I’m partial to museums, especially African American museums. In Baltimore, we have two beautiful museums that focus on the African American experience. The first is the National Great Blacks and Wax Museum. Beyond the life-size wax figures of historical and contemporary African American personalities, this museum is special and worth sharing with a visiting friend because my husband and I were married there. As part of the reception, our guests received a museum tour, including their famous slave ship.
We would also visit The Reginald F. Museum of Maryland African American History & Culture. This museum is an excellent resource for information about the experience of African American Marylanders. They host many annual events, one of my favorites being their Kwanzaa celebration. This event provides an opportunity to learn about and celebrate Kwanzaa’s principles and showcase and support local Black businesses.
Taking a stroll around the Inner Harbor is a must for any Baltimore tourist. There are plenty of local fares to enjoy in downtown Baltimore, from Phillips Seafood to Hard Rock Cafe. There are also Baltimore’s National Aquarium, the Maryland Zoo in Baltimore, and Maryland Science Center. The IMAX Theater in the science center is terrific, even if the popcorn is a dash too salty.
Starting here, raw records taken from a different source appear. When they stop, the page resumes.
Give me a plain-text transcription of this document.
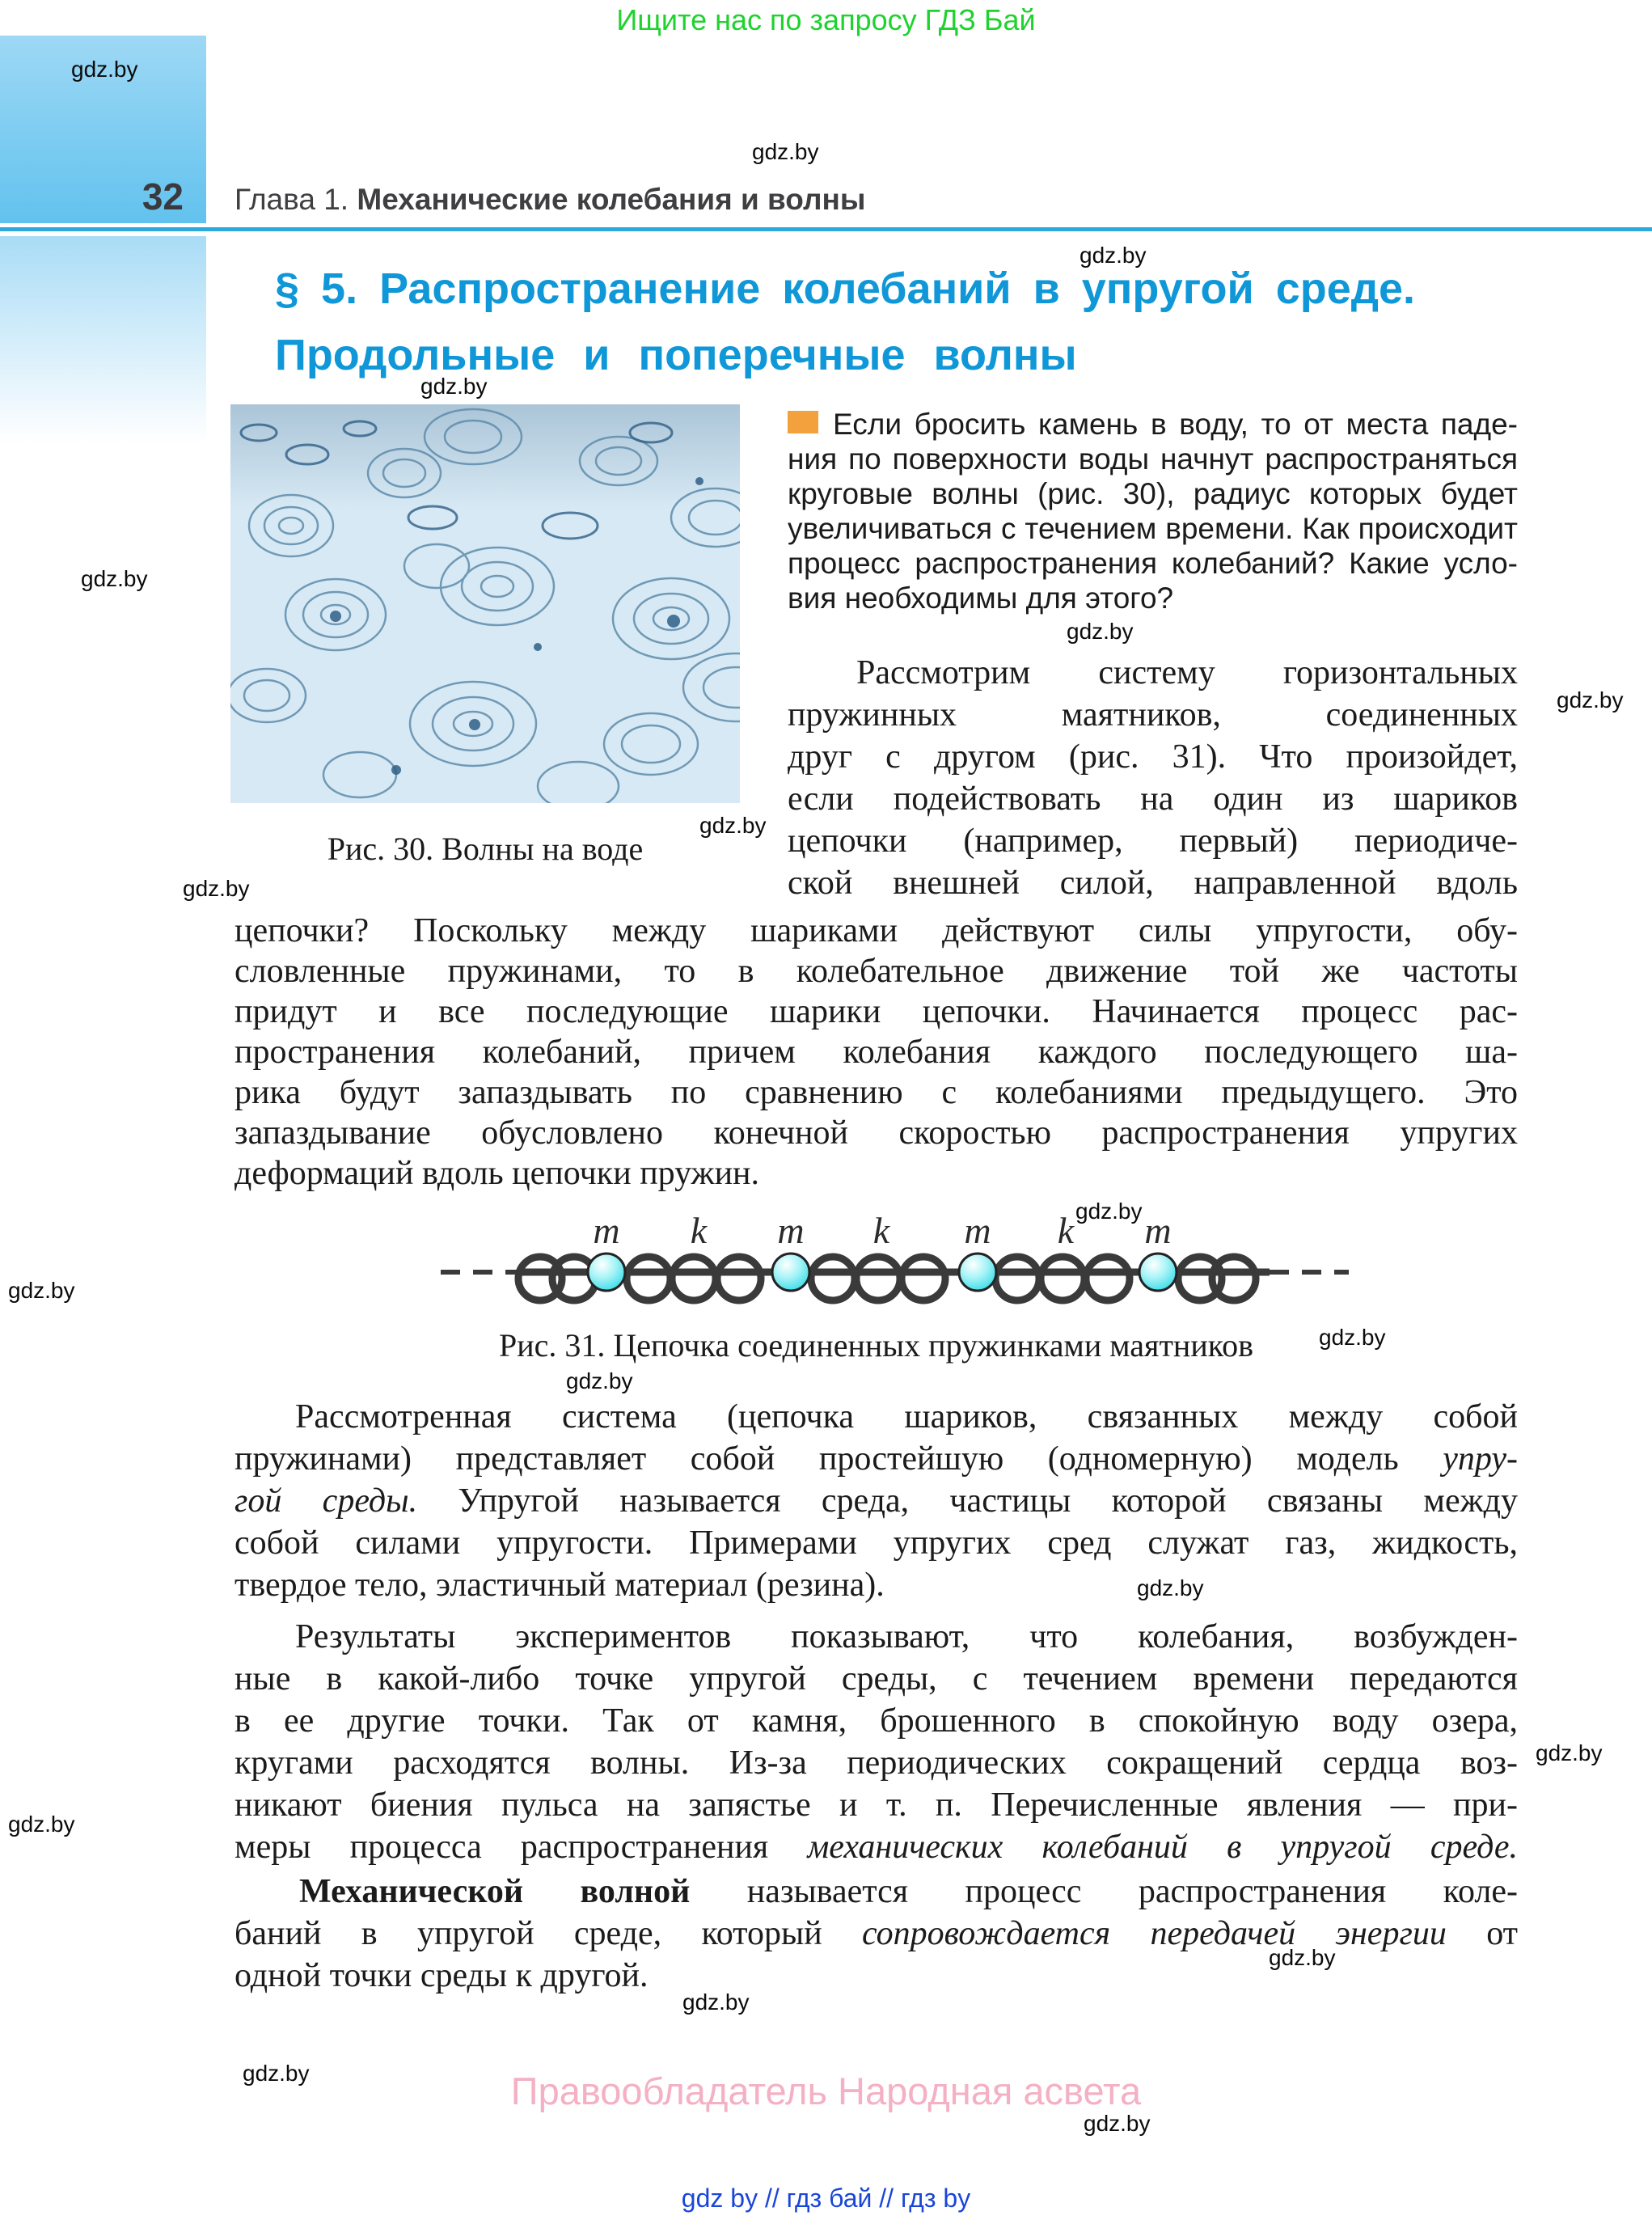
Ищите нас по запросу ГДЗ Бай
32 Глава 1. Механические колебания и волны
§ 5. Распространение колебаний в упругой среде.
Продольные и поперечные волны
Рис. 30. Волны на воде
Если бросить камень в воду, то от места паде-
ния по поверхности воды начнут распространяться
круговые волны (рис. 30), радиус которых будет
увеличиваться с течением времени. Как происходит
процесс распространения колебаний? Какие усло-
вия необходимы для этого?
Рассмотрим систему горизонтальных
пружинных маятников, соединенных
друг с другом (рис. 31). Что произойдет,
если подействовать на один из шариков
цепочки (например, первый) периодиче-
ской внешней силой, направленной вдоль
цепочки? Поскольку между шариками действуют силы упругости, обу-
словленные пружинами, то в колебательное движение той же частоты
придут и все последующие шарики цепочки. Начинается процесс рас-
пространения колебаний, причем колебания каждого последующего ша-
рика будут запаздывать по сравнению с колебаниями предыдущего. Это
запаздывание обусловлено конечной скоростью распространения упругих
деформаций вдоль цепочки пружин.
m k m k m k m
Рис. 31. Цепочка соединенных пружинками маятников
Рассмотренная система (цепочка шариков, связанных между собой
пружинами) представляет собой простейшую (одномерную) модель упру-
гой среды. Упругой называется среда, частицы которой связаны между
собой силами упругости. Примерами упругих сред служат газ, жидкость,
твердое тело, эластичный материал (резина).
Результаты экспериментов показывают, что колебания, возбужден-
ные в какой-либо точке упругой среды, с течением времени передаются
в ее другие точки. Так от камня, брошенного в спокойную воду озера,
кругами расходятся волны. Из-за периодических сокращений сердца воз-
никают биения пульса на запястье и т. п. Перечисленные явления — при-
меры процесса распространения механических колебаний в упругой среде.
Механической волной называется процесс распространения коле-
баний в упругой среде, который сопровождается передачей энергии от
одной точки среды к другой.
Правообладатель Народная асвета
gdz by // гдз бай // гдз by
gdz.by
gdz.by
gdz.by
gdz.by
gdz.by
gdz.by
gdz.by
gdz.by
gdz.by
gdz.by
gdz.by
gdz.by
gdz.by
gdz.by
gdz.by
gdz.by
gdz.by
gdz.by
gdz.by
gdz.by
These are all places we’ve experienced as a family, and ones I would share with my visiting friend.
The Shoutout series is all about recognizing that our success and where we are in life is at least somewhat thanks to the efforts, support, mentorship, love and encouragement of others. So is there someone that you want to dedicate your shoutout to?
I give the biggest, most appreciative shoutout to my family—my husband, children, mother, brother, and in-laws. I consider myself fortunate to have so many loving and supportive yet unique and talented individuals as family and friends. They as much inspire me—their knowledge, skills, and passion—as their love and support humble me.